Williams made short work of Russian Maria Kirilenko in a 6-2, 6-0 rout to
start the night session at Rod Laver Arena, while Azarenka bounced back from a
tough third-round match and cruised to a 6-1, 6-1 victory over Elena Vesnina.
The third-seeded former world No. 1 Williams has dropped just eight games in
her first four matches. She needed just 57 minutes to dispose of the 14th-
seeded Kirilenko, blasting 22 winners and committing a mere six unforced
errors while converting 87 percent of her first serves.
"I'm really out there just doing the best I can, just fighting for
everything," said Williams. "I think with that attitude I'm just trying to
stay in the tournament just to stay alive."
Only Maria Sharapova has been more dominant en route to the quarterfinals.
Sharapova has lost only five games heading to the round of eight.
Williams will next face fellow American Sloane Stephens, who reached her first
Grand Slam quarterfinal with a hard-fought 6-1, 3-6, 7-5 victory over Serbia's
Bojana Jovanovski. The 19-year-old Stephens, seeded 29th, broke at love to go
up 6-5 in the third set, then celebrated when Jovanovski hit into the net on
match point.
"I'll just treat it as another match, you just go out and do your best," said
Stephens when asked about the possibility of playing Williams. "Regardless of
who I play, it's still a tennis match and you have to go out and play your
game no matter what."
The 15-time Grand Slam titlist Williams has been impressed with her fellow
American and won't take her lightly as she continues her quest for a sixth
Australian Open crown.
"I'm here to compete and do the best I can, as well as she," Williams noted.

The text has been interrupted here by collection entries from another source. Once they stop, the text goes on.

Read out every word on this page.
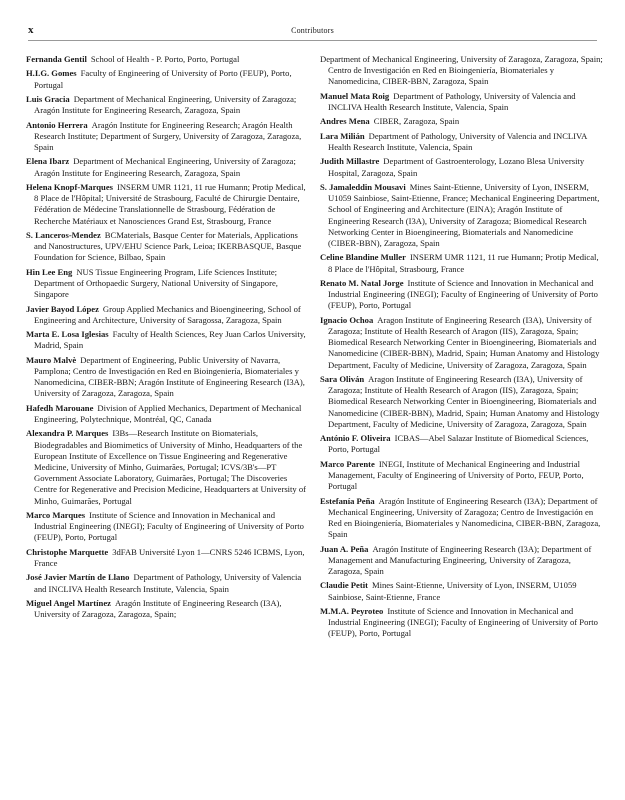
x	Contributors

Fernanda Gentil School of Health - P. Porto, Porto, Portugal

H.I.G. Gomes Faculty of Engineering of University of Porto (FEUP), Porto, Portugal

Luis Gracia Department of Mechanical Engineering, University of Zaragoza; Aragón Institute for Engineering Research, Zaragoza, Spain

Antonio Herrera Aragón Institute for Engineering Research; Aragón Health Research Institute; Department of Surgery, University of Zaragoza, Zaragoza, Spain

Elena Ibarz Department of Mechanical Engineering, University of Zaragoza; Aragón Institute for Engineering Research, Zaragoza, Spain

Helena Knopf-Marques INSERM UMR 1121, 11 rue Humann; Protip Medical, 8 Place de l'Hôpital; Université de Strasbourg, Faculté de Chirurgie Dentaire, Fédération de Médecine Translationnelle de Strasbourg, Fédération de Recherche Matériaux et Nanosciences Grand Est, Strasbourg, France

S. Lanceros-Mendez BCMaterials, Basque Center for Materials, Applications and Nanostructures, UPV/EHU Science Park, Leioa; IKERBASQUE, Basque Foundation for Science, Bilbao, Spain

Hin Lee Eng NUS Tissue Engineering Program, Life Sciences Institute; Department of Orthopaedic Surgery, National University of Singapore, Singapore

Javier Bayod López Group Applied Mechanics and Bioengineering, School of Engineering and Architecture, University of Saragossa, Zaragoza, Spain

Marta E. Losa Iglesias Faculty of Health Sciences, Rey Juan Carlos University, Madrid, Spain

Mauro Malvè Department of Engineering, Public University of Navarra, Pamplona; Centro de Investigación en Red en Bioingeniería, Biomateriales y Nanomedicina, CIBER-BBN; Aragón Institute of Engineering Research (I3A), University of Zaragoza, Zaragoza, Spain

Hafedh Marouane Division of Applied Mechanics, Department of Mechanical Engineering, Polytechnique, Montréal, QC, Canada

Alexandra P. Marques I3Bs—Research Institute on Biomaterials, Biodegradables and Biomimetics of University of Minho, Headquarters of the European Institute of Excellence on Tissue Engineering and Regenerative Medicine, University of Minho, Guimarães, Portugal; ICVS/3B's—PT Government Associate Laboratory, Guimarães, Portugal; The Discoveries Centre for Regenerative and Precision Medicine, Headquarters at University of Minho, Guimarães, Portugal

Marco Marques Institute of Science and Innovation in Mechanical and Industrial Engineering (INEGI); Faculty of Engineering of University of Porto (FEUP), Porto, Portugal

Christophe Marquette 3dFAB Université Lyon 1—CNRS 5246 ICBMS, Lyon, France

José Javier Martín de Llano Department of Pathology, University of Valencia and INCLIVA Health Research Institute, Valencia, Spain

Miguel Angel Martínez Aragón Institute of Engineering Research (I3A), University of Zaragoza, Zaragoza, Spain;

Department of Mechanical Engineering, University of Zaragoza, Zaragoza, Spain; Centro de Investigación en Red en Bioingeniería, Biomateriales y Nanomedicina, CIBER-BBN, Zaragoza, Spain

Manuel Mata Roig Department of Pathology, University of Valencia and INCLIVA Health Research Institute, Valencia, Spain

Andres Mena CIBER, Zaragoza, Spain

Lara Milián Department of Pathology, University of Valencia and INCLIVA Health Research Institute, Valencia, Spain

Judith Millastre Department of Gastroenterology, Lozano Blesa University Hospital, Zaragoza, Spain

S. Jamaleddin Mousavi Mines Saint-Etienne, University of Lyon, INSERM, U1059 Sainbiose, Saint-Etienne, France; Mechanical Engineering Department, School of Engineering and Architecture (EINA); Aragón Institute of Engineering Research (I3A), University of Zaragoza; Biomedical Research Networking Center in Bioengineering, Biomaterials and Nanomedicine (CIBER-BBN), Zaragoza, Spain

Celine Blandine Muller INSERM UMR 1121, 11 rue Humann; Protip Medical, 8 Place de l'Hôpital, Strasbourg, France

Renato M. Natal Jorge Institute of Science and Innovation in Mechanical and Industrial Engineering (INEGI); Faculty of Engineering of University of Porto (FEUP), Porto, Portugal

Ignacio Ochoa Aragon Institute of Engineering Research (I3A), University of Zaragoza; Institute of Health Research of Aragon (IIS), Zaragoza, Spain; Biomedical Research Networking Center in Bioengineering, Biomaterials and Nanomedicine (CIBER-BBN), Madrid, Spain; Human Anatomy and Histology Department, Faculty of Medicine, University of Zaragoza, Zaragoza, Spain

Sara Oliván Aragon Institute of Engineering Research (I3A), University of Zaragoza; Institute of Health Research of Aragon (IIS), Zaragoza, Spain; Biomedical Research Networking Center in Bioengineering, Biomaterials and Nanomedicine (CIBER-BBN), Madrid, Spain; Human Anatomy and Histology Department, Faculty of Medicine, University of Zaragoza, Zaragoza, Spain

António F. Oliveira ICBAS—Abel Salazar Institute of Biomedical Sciences, Porto, Portugal

Marco Parente INEGI, Institute of Mechanical Engineering and Industrial Management, Faculty of Engineering of University of Porto, FEUP, Porto, Portugal

Estefanía Peña Aragón Institute of Engineering Research (I3A); Department of Mechanical Engineering, University of Zaragoza; Centro de Investigación en Red en Bioingeniería, Biomateriales y Nanomedicina, CIBER-BBN, Zaragoza, Spain

Juan A. Peña Aragón Institute of Engineering Research (I3A); Department of Management and Manufacturing Engineering, University of Zaragoza, Zaragoza, Spain

Claudie Petit Mines Saint-Etienne, University of Lyon, INSERM, U1059 Sainbiose, Saint-Etienne, France

M.M.A. Peyroteo Institute of Science and Innovation in Mechanical and Industrial Engineering (INEGI); Faculty of Engineering of University of Porto (FEUP), Porto, Portugal
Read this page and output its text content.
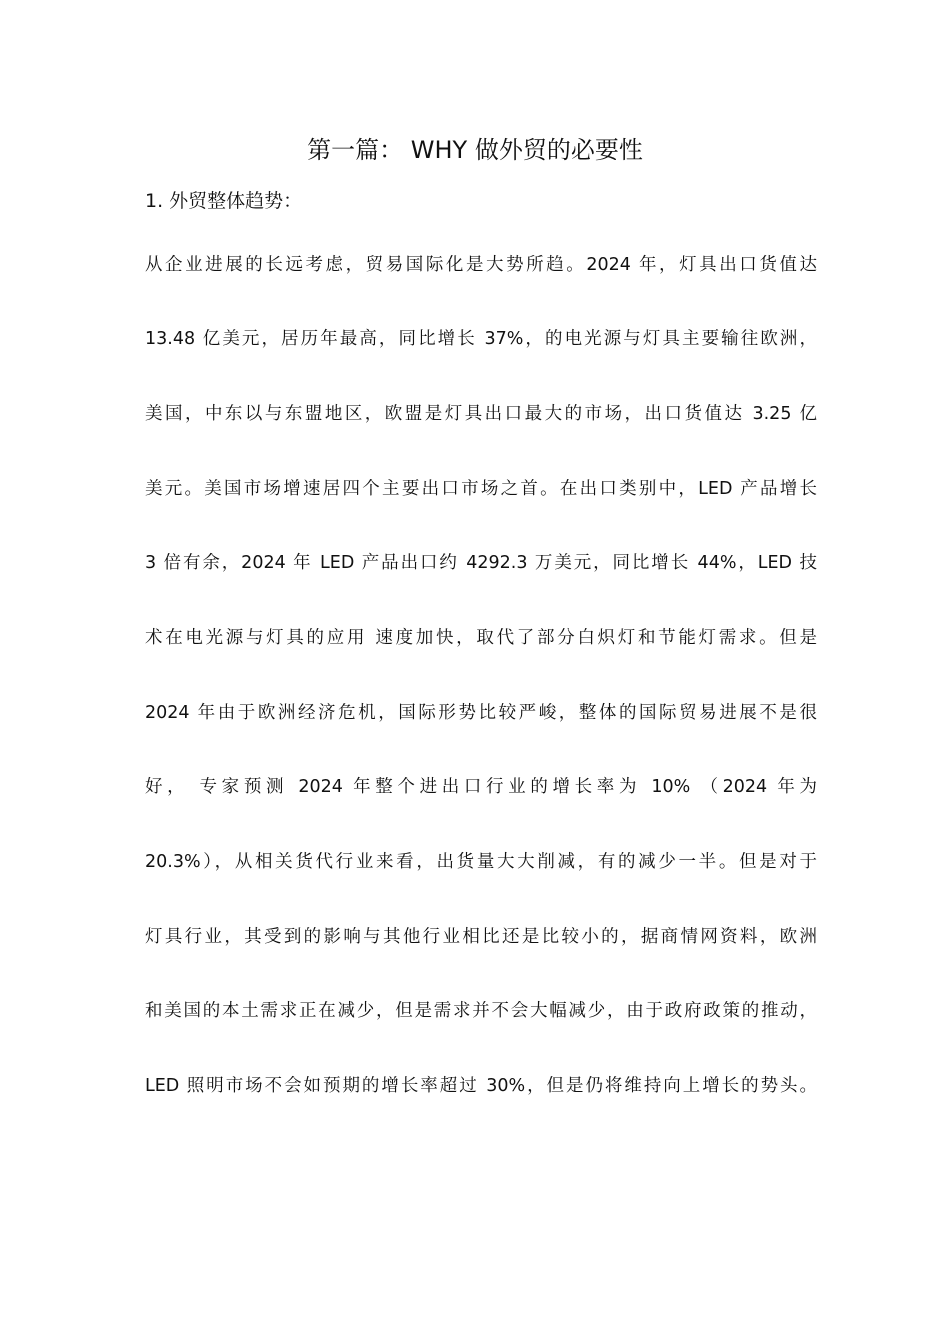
第一篇： WHY 做外贸的必要性
1. 外贸整体趋势：
从企业进展的长远考虑，贸易国际化是大势所趋。2024 年，灯具出口货值达
13.48 亿美元，居历年最高，同比增长 37%，的电光源与灯具主要输往欧洲，
美国，中东以与东盟地区，欧盟是灯具出口最大的市场，出口货值达 3.25 亿
美元。美国市场增速居四个主要出口市场之首。在出口类别中，LED 产品增长
3 倍有余，2024 年 LED 产品出口约 4292.3 万美元，同比增长 44%，LED 技
术在电光源与灯具的应用 速度加快，取代了部分白炽灯和节能灯需求。但是
2024 年由于欧洲经济危机，国际形势比较严峻，整体的国际贸易进展不是很
好， 专家预测 2024 年整个进出口行业的增长率为 10% （2024 年为
20.3%），从相关货代行业来看，出货量大大削减，有的减少一半。但是对于
灯具行业，其受到的影响与其他行业相比还是比较小的，据商情网资料，欧洲
和美国的本土需求正在减少，但是需求并不会大幅减少，由于政府政策的推动，
LED 照明市场不会如预期的增长率超过 30%，但是仍将维持向上增长的势头。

"And she's been doing really amazing. I'm really happy. I have a tough match,
so we'll see."
The current world No. 1 Azarenka is trying for a repeat title in Melbourne and
nearly saw the opportunity slip through her fingers in the third round when
American Jamie Hampton pushed her in a 6-4, 4-6, 6-2 triumph. There was no
such drama on Monday, as the Belarus native polished off Vesnina in just 57
minutes.
"It's getting there," said Azarenka. "With every match, you build up for the
tough battles to come."
The quarterfinal matchup should, indeed, be a tough one with Russian veteran
Svetlana Kuznetsova on the opposite side of the net. The two-time major
champion outlasted former world No. 1 and 10th-seeded Caroline Wozniacki, 6-2,
2-6, 7-5.
Kuznetsova, winner of the 2004 U.S. Open and 2009 French Open, advanced to her
first Grand Slam quarterfinal since the 2009 French. She's never been past the
quarterfinals in Melbourne, falling in the round of eight in 2005 and again in
2009.
A pair of quarterfinals are on tap for Tuesday, as the second-seeded former
No. 1 Sharapova will meet fellow Russian Ekaterina Makarova and fourth-seeded
Wimbledon runner-up Agnieszka Radwanska will battle sixth-seeded Li Na, the
2011 Aussie runner-up and French Open champ. Sharapova is the reigning Roland
Garros champion who lost to Azarenka in last year's Aussie finale, titled here
in 2008, and was also a Melbourne runner-up in 2007.